Toronto-Dominion Bank, meanwhile, had forecast an approximately US$240 million annual benefit last year because of U.S. tax reform.
“Basically, you can think of it as having enhanced our earnings by about $60 million a quarter in U.S. dollars,” said Riaz Ahmed, TD’s chief financial officer, in a phone interview.
Ahmed added that there are “puts and takes in the adjustments, but as kind of an average run-rate, that’s a fair number.”
The exact effect of the cuts, which kicked in at the start of 2018 and lowered the corporate rate to 21 per cent from 35 per cent, can be hard to pin down because of how the lenders report their financial results.

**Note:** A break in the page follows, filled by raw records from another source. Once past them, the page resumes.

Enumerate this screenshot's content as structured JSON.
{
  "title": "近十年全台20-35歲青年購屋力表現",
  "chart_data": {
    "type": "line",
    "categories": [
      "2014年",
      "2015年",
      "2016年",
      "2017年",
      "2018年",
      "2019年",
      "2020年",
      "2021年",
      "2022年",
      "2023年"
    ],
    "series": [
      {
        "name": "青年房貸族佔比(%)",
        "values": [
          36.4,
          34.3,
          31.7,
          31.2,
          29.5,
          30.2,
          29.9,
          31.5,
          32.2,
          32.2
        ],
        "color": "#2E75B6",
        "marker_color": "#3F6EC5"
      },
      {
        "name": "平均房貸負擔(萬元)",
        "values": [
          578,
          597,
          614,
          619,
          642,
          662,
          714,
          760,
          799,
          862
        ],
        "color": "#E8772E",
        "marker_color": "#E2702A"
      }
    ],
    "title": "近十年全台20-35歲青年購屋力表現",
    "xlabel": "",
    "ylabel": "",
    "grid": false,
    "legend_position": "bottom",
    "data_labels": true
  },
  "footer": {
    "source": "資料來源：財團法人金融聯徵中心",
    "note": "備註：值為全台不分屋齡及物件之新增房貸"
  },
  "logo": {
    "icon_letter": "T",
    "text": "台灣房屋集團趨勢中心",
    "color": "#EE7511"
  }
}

The fiscal years for the Big Five banks end at the end of October, and the tax rate was lowered in January 2018, meaning the first fiscal quarter of last year only included one month affected by the cut.

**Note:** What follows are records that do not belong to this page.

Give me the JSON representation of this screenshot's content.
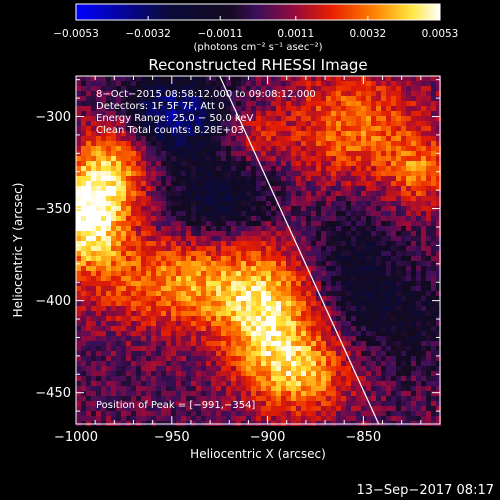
{
  "chart_data": {
    "type": "heatmap",
    "title": "Reconstructed RHESSI Image",
    "xlabel": "Heliocentric X (arcsec)",
    "ylabel": "Heliocentric Y (arcsec)",
    "xlim": [
      -1000,
      -810
    ],
    "ylim": [
      -467,
      -278
    ],
    "x_ticks": [
      -1000,
      -950,
      -900,
      -850
    ],
    "y_ticks": [
      -300,
      -350,
      -400,
      -450
    ],
    "x_tick_labels": [
      "−1000",
      "−950",
      "−900",
      "−850"
    ],
    "y_tick_labels": [
      "−300",
      "−350",
      "−400",
      "−450"
    ],
    "colorbar": {
      "range": [
        -0.0053,
        0.0053
      ],
      "ticks": [
        -0.0053,
        -0.0032,
        -0.0011,
        0.0011,
        0.0032,
        0.0053
      ],
      "tick_labels": [
        "−0.0053",
        "−0.0032",
        "−0.0011",
        "0.0011",
        "0.0032",
        "0.0053"
      ],
      "label": "(photons cm⁻² s⁻¹ asec⁻²)"
    },
    "annotations": [
      "8−Oct−2015 08:58:12.000 to 09:08:12.000",
      "Detectors: 1F 5F 7F, Att 0",
      "Energy Range: 25.0 − 50.0 keV",
      "Clean    Total counts: 8.28E+03"
    ],
    "peak_label": "Position of Peak = [−991,−354]",
    "peak": [
      -991,
      -354
    ],
    "limb_line": [
      [
        -925,
        -278
      ],
      [
        -842,
        -467
      ]
    ],
    "blobs": [
      {
        "x": -993,
        "y": -352,
        "amp": 1.0,
        "sx": 14,
        "sy": 22
      },
      {
        "x": -975,
        "y": -320,
        "amp": 0.55,
        "sx": 14,
        "sy": 18
      },
      {
        "x": -945,
        "y": -390,
        "amp": 0.6,
        "sx": 30,
        "sy": 18
      },
      {
        "x": -900,
        "y": -410,
        "amp": 0.75,
        "sx": 18,
        "sy": 25
      },
      {
        "x": -880,
        "y": -440,
        "amp": 0.55,
        "sx": 18,
        "sy": 16
      },
      {
        "x": -855,
        "y": -305,
        "amp": 0.55,
        "sx": 25,
        "sy": 22
      },
      {
        "x": -820,
        "y": -330,
        "amp": 0.45,
        "sx": 12,
        "sy": 14
      },
      {
        "x": -910,
        "y": -310,
        "amp": 0.35,
        "sx": 12,
        "sy": 10
      },
      {
        "x": -950,
        "y": -300,
        "amp": -0.8,
        "sx": 22,
        "sy": 16
      },
      {
        "x": -925,
        "y": -345,
        "amp": -0.45,
        "sx": 20,
        "sy": 15
      },
      {
        "x": -855,
        "y": -380,
        "amp": -0.35,
        "sx": 16,
        "sy": 22
      },
      {
        "x": -830,
        "y": -410,
        "amp": -0.3,
        "sx": 18,
        "sy": 18
      }
    ]
  },
  "footer_date": "13−Sep−2017 08:17"
}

Also muddying the waters somewhat is that the banks first had to book one-time charges because of accounting assets that lost value when the tax rate was lowered. For example, BMO had reported a $425-million charge and TD a $453-million charge.
However, with those charges now behind them, Canadian banks are set to enjoy the ongoing effect of the lower corporate rate.

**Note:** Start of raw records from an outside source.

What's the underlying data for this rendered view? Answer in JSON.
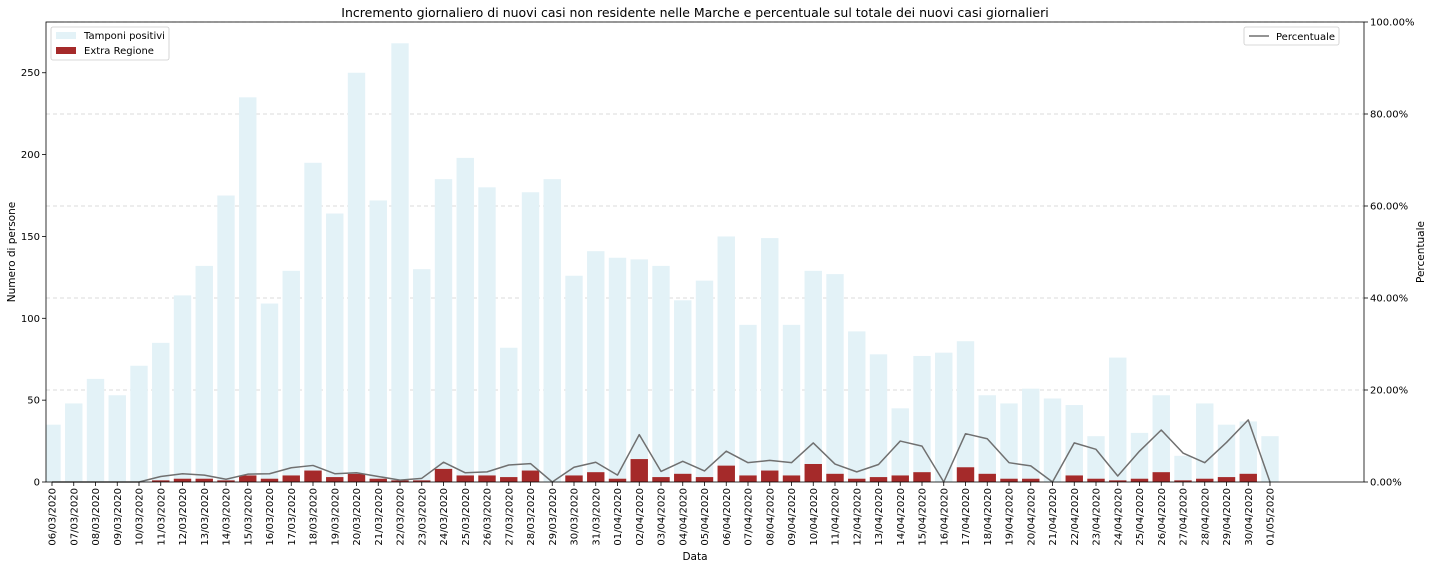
{
  "chart_data": {
    "type": "bar",
    "title": "Incremento giornaliero di nuovi casi non residente nelle Marche e percentuale sul totale dei nuovi casi giornalieri",
    "xlabel": "Data",
    "ylabel": "Numero di persone",
    "y2label": "Percentuale",
    "ylim": [
      0,
      281
    ],
    "y2lim": [
      0,
      100
    ],
    "yticks": [
      "0",
      "50",
      "100",
      "150",
      "200",
      "250"
    ],
    "y2ticks": [
      "0.00%",
      "20.00%",
      "40.00%",
      "60.00%",
      "80.00%",
      "100.00%"
    ],
    "grid": "dashed horizontal, right axis",
    "legend_left_placement": "top-left",
    "legend_right_placement": "top-right",
    "categories": [
      "06/03/2020",
      "07/03/2020",
      "08/03/2020",
      "09/03/2020",
      "10/03/2020",
      "11/03/2020",
      "12/03/2020",
      "13/03/2020",
      "14/03/2020",
      "15/03/2020",
      "16/03/2020",
      "17/03/2020",
      "18/03/2020",
      "19/03/2020",
      "20/03/2020",
      "21/03/2020",
      "22/03/2020",
      "23/03/2020",
      "24/03/2020",
      "25/03/2020",
      "26/03/2020",
      "27/03/2020",
      "28/03/2020",
      "29/03/2020",
      "30/03/2020",
      "31/03/2020",
      "01/04/2020",
      "02/04/2020",
      "03/04/2020",
      "04/04/2020",
      "05/04/2020",
      "06/04/2020",
      "07/04/2020",
      "08/04/2020",
      "09/04/2020",
      "10/04/2020",
      "11/04/2020",
      "12/04/2020",
      "13/04/2020",
      "14/04/2020",
      "15/04/2020",
      "16/04/2020",
      "17/04/2020",
      "18/04/2020",
      "19/04/2020",
      "20/04/2020",
      "21/04/2020",
      "22/04/2020",
      "23/04/2020",
      "24/04/2020",
      "25/04/2020",
      "26/04/2020",
      "27/04/2020",
      "28/04/2020",
      "29/04/2020",
      "30/04/2020",
      "01/05/2020"
    ],
    "series": [
      {
        "name": "Tamponi positivi",
        "kind": "bar",
        "axis": "left",
        "color": "#e3f2f7",
        "values": [
          35,
          48,
          63,
          53,
          71,
          85,
          114,
          132,
          175,
          235,
          109,
          129,
          195,
          164,
          250,
          172,
          268,
          130,
          185,
          198,
          180,
          82,
          177,
          185,
          126,
          141,
          137,
          136,
          132,
          111,
          123,
          150,
          96,
          149,
          96,
          129,
          127,
          92,
          78,
          45,
          77,
          79,
          86,
          53,
          48,
          57,
          51,
          47,
          28,
          76,
          30,
          53,
          16,
          48,
          35,
          37,
          28
        ]
      },
      {
        "name": "Extra Regione",
        "kind": "bar",
        "axis": "left",
        "color": "#a52a2a",
        "values": [
          0,
          0,
          0,
          0,
          0,
          1,
          2,
          2,
          1,
          4,
          2,
          4,
          7,
          3,
          5,
          2,
          1,
          1,
          8,
          4,
          4,
          3,
          7,
          0,
          4,
          6,
          2,
          14,
          3,
          5,
          3,
          10,
          4,
          7,
          4,
          11,
          5,
          2,
          3,
          4,
          6,
          0,
          9,
          5,
          2,
          2,
          0,
          4,
          2,
          1,
          2,
          6,
          1,
          2,
          3,
          5,
          0
        ]
      },
      {
        "name": "Percentuale",
        "kind": "line",
        "axis": "right",
        "color": "#707070",
        "values": [
          0,
          0,
          0,
          0,
          0,
          1.2,
          1.8,
          1.5,
          0.6,
          1.7,
          1.8,
          3.1,
          3.6,
          1.8,
          2.0,
          1.2,
          0.4,
          0.8,
          4.3,
          2.0,
          2.2,
          3.7,
          4.0,
          0,
          3.2,
          4.3,
          1.5,
          10.3,
          2.3,
          4.5,
          2.4,
          6.7,
          4.2,
          4.7,
          4.2,
          8.5,
          3.9,
          2.2,
          3.8,
          8.9,
          7.8,
          0,
          10.5,
          9.4,
          4.2,
          3.5,
          0,
          8.5,
          7.1,
          1.3,
          6.7,
          11.3,
          6.3,
          4.2,
          8.6,
          13.5,
          0
        ]
      }
    ]
  }
}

“The tax cuts that they saw in the U.S. are adding to the bottom line if you exclude those impairments, those write-downs, that they took on their deferred tax assets in Q1 of last year,” said Robert Colangelo, senior vice-president of Canadian banks at ratings agency DBRS. “They’re definitely benefitting from those reforms.”
Colangelo pointed to the lower effective tax rates that the banks have been reporting in their financial results.
Royal Bank of Canada, for instance, said its effective income tax rate fell to 19.5 per cent for the first quarter of its fiscal 2019, down from the 25.6 per cent effective tax rate for the first quarter of 2018, which had been affected by a $178-million charge.
RBC’s effective rate for Q1 2019 was also lower than the 21.5 per cent rate reported for the first quarter of 2017 and 22.6 per cent for the first quarter of 2016.
“The first quarter of 2018 was adversely impacted by the U.S. Tax Reform, which resulted in the write-down of net deferred tax assets,” the bank said in its financial results. “However, this was more than offset during 2018 by the ongoing lower corporate tax rate.”
A spokesperson for the bank provided a “high-level” estimate to the Post that showed RBC’s tax-reform-related savings for its fiscal 2018, pre-charge, would be around $273 million.
Canadian Imperial Bank of Commerce did not experience a “material benefit” from the U.S. tax cut, a spokesperson said in an email.
Bank of Nova Scotia did not provide a response. The bank, however, has focused more on Latin America and less on the U.S. A recent investor presentation showed that the U.S. only accounted for eight per cent of Scotia’s earnings mix for the first quarter, the same as Mexico.
The lower tax rate south of border comes as Canada’s banks have been seeing earnings from their international businesses grow at rates outpacing those of their operations in Canada, where they have faced tighter mortgage rules and a slowing economy.
Flynn noted that BMO’s U.S. segment, even when subtracting the impact of tax reform and a credit recovery, had still grown by about 25 per cent.
“The taxes are helpful, but the basic underlying business is doing very well,” Flynn said in a phone interview.
While there is still growth to be had in Canada, the banks may have more substantial opportunities abroad.
“Certainly, the U.S. and international businesses will contribute more to the bottom line going forward than they have in the past,” Colangelo said.